2025-03-16

Introduction

A p-value is a statistical measure indicating the probability of obtaining results at least as extreme as those observed, assuming the null hypothesis is true. It is crucial in determining whether we have enough evidence to reject the null hypothesis in statistical tests.

Mathematical Foundations

Consider a test statistic T (e.g., the number of heads in coin flips) under a null hypothesis H0. P-value is defined as:

\[ \text{p-value} = P\bigl(T \ge t_{\mathrm{obs}} \mid H_0\bigr) \]

The Binomial Setting

If X ~ Binomial(n,p) under H0, the p-value when observing x successes is:

\[ \text{p-value} = \sum_{k=x}^{n} \binom{n}{k} \, p^k \, (1 - p)^{\,n - k} \] This is the upper tail probability (assuming a one-tailed test).

Data Example

Below, we simulate coin-flip data for a fair coin (p=0.5). We flip the coin n=100 times, repeated 1000 times, and count how often we get ≥70 heads in a single run.

set.seed(123)
n <- 100
p <- 0.5

# Simulate 1000 experiments of 100 flips each
sim_data <- rbinom(1000, size=n, prob=p)

# Observed p-value for "70 or more heads" in each experiment
p_value_est <- mean(sim_data >= 70)

cat("P-value estimate for ≥70 heads in 100 flips:", p_value_est, "\n")
## P-value estimate for ≥70 heads in 100 flips: 0

Interpretation

This empirical p-value tells us how rare it is to observe at least 70 heads if the coin were fair.
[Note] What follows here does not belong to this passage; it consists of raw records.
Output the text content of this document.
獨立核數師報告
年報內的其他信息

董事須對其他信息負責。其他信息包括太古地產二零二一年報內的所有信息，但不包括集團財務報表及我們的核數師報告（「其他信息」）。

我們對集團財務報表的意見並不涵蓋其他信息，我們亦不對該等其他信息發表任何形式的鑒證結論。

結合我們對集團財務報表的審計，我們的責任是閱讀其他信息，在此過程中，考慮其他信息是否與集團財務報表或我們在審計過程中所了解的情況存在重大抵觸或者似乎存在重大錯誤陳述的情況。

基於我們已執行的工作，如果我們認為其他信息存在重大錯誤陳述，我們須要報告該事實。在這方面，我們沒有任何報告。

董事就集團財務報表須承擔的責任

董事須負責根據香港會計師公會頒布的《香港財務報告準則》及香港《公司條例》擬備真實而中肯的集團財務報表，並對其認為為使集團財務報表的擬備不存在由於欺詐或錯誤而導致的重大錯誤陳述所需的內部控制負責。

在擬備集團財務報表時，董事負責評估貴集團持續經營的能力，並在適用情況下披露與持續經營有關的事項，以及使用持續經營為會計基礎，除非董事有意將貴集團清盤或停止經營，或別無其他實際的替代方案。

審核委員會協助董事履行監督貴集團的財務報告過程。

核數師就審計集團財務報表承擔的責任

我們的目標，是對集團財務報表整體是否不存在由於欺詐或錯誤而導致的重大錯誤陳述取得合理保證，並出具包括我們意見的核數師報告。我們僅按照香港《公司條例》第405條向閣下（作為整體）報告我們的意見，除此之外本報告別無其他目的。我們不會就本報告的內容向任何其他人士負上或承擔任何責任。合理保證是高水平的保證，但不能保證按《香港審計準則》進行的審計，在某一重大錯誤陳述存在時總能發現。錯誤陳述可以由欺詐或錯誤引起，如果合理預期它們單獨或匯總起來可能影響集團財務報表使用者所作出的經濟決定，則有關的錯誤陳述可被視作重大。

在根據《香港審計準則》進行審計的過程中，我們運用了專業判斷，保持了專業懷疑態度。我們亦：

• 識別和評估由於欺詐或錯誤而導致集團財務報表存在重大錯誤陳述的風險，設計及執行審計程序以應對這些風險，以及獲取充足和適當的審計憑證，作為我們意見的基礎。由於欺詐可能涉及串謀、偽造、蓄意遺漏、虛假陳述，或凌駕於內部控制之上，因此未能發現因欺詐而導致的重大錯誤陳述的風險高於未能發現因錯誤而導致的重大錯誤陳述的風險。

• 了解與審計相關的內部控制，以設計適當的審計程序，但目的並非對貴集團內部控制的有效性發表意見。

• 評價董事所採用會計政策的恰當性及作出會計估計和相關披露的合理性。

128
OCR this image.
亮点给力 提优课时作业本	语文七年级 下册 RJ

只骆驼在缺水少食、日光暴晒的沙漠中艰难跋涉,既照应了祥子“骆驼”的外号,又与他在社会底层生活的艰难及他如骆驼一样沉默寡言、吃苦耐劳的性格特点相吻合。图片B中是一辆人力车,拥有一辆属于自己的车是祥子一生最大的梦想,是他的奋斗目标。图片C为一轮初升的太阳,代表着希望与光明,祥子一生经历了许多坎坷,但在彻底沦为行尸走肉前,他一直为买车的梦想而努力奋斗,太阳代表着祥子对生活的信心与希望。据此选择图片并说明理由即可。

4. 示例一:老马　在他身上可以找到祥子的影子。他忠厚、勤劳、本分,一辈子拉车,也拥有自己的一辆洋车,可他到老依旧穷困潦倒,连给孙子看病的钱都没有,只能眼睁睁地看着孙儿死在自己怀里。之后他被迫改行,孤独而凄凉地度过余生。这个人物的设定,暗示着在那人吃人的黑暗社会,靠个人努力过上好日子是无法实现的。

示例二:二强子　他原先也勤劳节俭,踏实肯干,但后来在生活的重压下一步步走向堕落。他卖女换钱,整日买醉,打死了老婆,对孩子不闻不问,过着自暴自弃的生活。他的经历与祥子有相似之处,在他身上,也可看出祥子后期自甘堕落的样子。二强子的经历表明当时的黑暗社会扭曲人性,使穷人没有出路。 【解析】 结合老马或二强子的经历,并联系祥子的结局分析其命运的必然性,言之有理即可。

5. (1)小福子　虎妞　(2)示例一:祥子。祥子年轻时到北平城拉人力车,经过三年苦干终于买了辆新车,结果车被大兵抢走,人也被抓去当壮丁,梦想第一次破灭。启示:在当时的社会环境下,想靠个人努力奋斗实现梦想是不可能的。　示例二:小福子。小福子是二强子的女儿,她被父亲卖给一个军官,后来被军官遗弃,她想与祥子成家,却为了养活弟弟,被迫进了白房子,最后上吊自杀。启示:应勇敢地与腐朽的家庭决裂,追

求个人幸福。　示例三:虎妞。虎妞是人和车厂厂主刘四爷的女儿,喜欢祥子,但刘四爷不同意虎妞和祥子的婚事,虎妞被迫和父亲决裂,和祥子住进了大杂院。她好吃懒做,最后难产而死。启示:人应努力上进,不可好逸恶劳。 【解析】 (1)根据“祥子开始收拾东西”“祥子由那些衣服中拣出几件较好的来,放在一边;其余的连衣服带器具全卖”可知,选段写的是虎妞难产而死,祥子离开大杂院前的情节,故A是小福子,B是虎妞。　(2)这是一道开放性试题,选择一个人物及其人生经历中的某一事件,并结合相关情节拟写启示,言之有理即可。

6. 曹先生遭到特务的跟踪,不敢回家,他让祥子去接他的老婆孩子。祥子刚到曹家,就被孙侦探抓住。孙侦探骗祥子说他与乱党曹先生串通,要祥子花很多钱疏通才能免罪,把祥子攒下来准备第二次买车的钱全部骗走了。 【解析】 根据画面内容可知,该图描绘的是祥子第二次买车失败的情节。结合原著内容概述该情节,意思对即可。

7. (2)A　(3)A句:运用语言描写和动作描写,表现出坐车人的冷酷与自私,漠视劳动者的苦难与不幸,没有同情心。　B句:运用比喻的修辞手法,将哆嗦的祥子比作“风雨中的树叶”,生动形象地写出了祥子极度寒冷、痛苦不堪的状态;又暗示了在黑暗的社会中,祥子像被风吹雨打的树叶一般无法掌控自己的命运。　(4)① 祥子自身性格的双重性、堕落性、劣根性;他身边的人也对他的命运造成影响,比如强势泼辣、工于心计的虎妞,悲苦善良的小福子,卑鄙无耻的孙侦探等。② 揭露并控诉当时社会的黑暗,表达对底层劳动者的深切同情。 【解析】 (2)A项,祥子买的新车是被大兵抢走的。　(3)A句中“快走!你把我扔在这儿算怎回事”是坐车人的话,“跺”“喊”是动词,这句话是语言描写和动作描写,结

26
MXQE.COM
2D Visualization with ggplot (Histogram) We can visualize the distribution of the number of heads across the 1000 simulated experiments.

library(ggplot2)

sim_df <- data.frame(Heads = sim_data)

ggplot(sim_df, aes(x = Heads)) +
  geom_histogram(binwidth = 1, fill = "blue", color = "black") +
  geom_vline(xintercept = 70, color = "red", linetype = "dashed") +
  ggtitle("Distribution of Heads (100 flips per experiment)") +
  xlab("Number of Heads") +
  ylab("Frequency")

Another ggplot

Bar Plot of Counts Above Threshold Let’s categorize each experiment into “70+ heads” or “< 70 heads” and visualize counts.

sim_df$Above70 <- ifelse(sim_df$Heads >= 70, "≥70 Heads", "<70 Heads")

ggplot(sim_df, aes(x = Above70)) +
  geom_bar(fill = "lightblue", color = "black") +
  ggtitle("Experiments with ≥70 Heads vs. <70 Heads") +
  xlab("") +
  ylab("Count of Experiments")

3D Visualization

Plotly To explore a 3D perspective, suppose we vary the probability of heads p from 0 to 1 (x-axis) and the “threshold” number of heads from 0 to 100 (y-axis). We then look at the binomial probability mass P(X=k) (z-axis).

library(plotly)

x_vals <- seq(0, 1, by = 0.05)
y_vals <- seq(0, 100, by = 5)
z_vals <- outer(x_vals, y_vals, function(prob, k) dbinom(k, size=n, prob=prob))

plot_ly(x = x_vals, y = y_vals, z = z_vals, type = "surface") %>%
  layout(title = "3D Binomial Distribution Surface",
         scene = list(xaxis = list(title = "Probability (p)"),
                      yaxis = list(title = "Heads (k)"),
                      zaxis = list(title = "P(X = k)")))

Another code

set.seed(123)
n <- 100
p <- 0.5
sim_data <- rbinom(1000, size = n, prob = p)
p_value_est <- mean(sim_data >= 70)
p_value_est
## [1] 0

This code provides the empirical probability of observing 70 or more heads.

Conclusion

P-value is a key concept in hypothesis testing to quantify how extreme observed results are under H0. We simulated a coin toss scenario, demonstrating how to estimate a p-value empirically. Visualizations (2D ggplot, 3D Plotly) help illustrate the underlying binomial distribution and significance of outcomes.

Takeaways:

  1. A small p-value (<0.05) suggests rejecting H0.
  2. A large p-value indicates insufficient evidence to reject H0.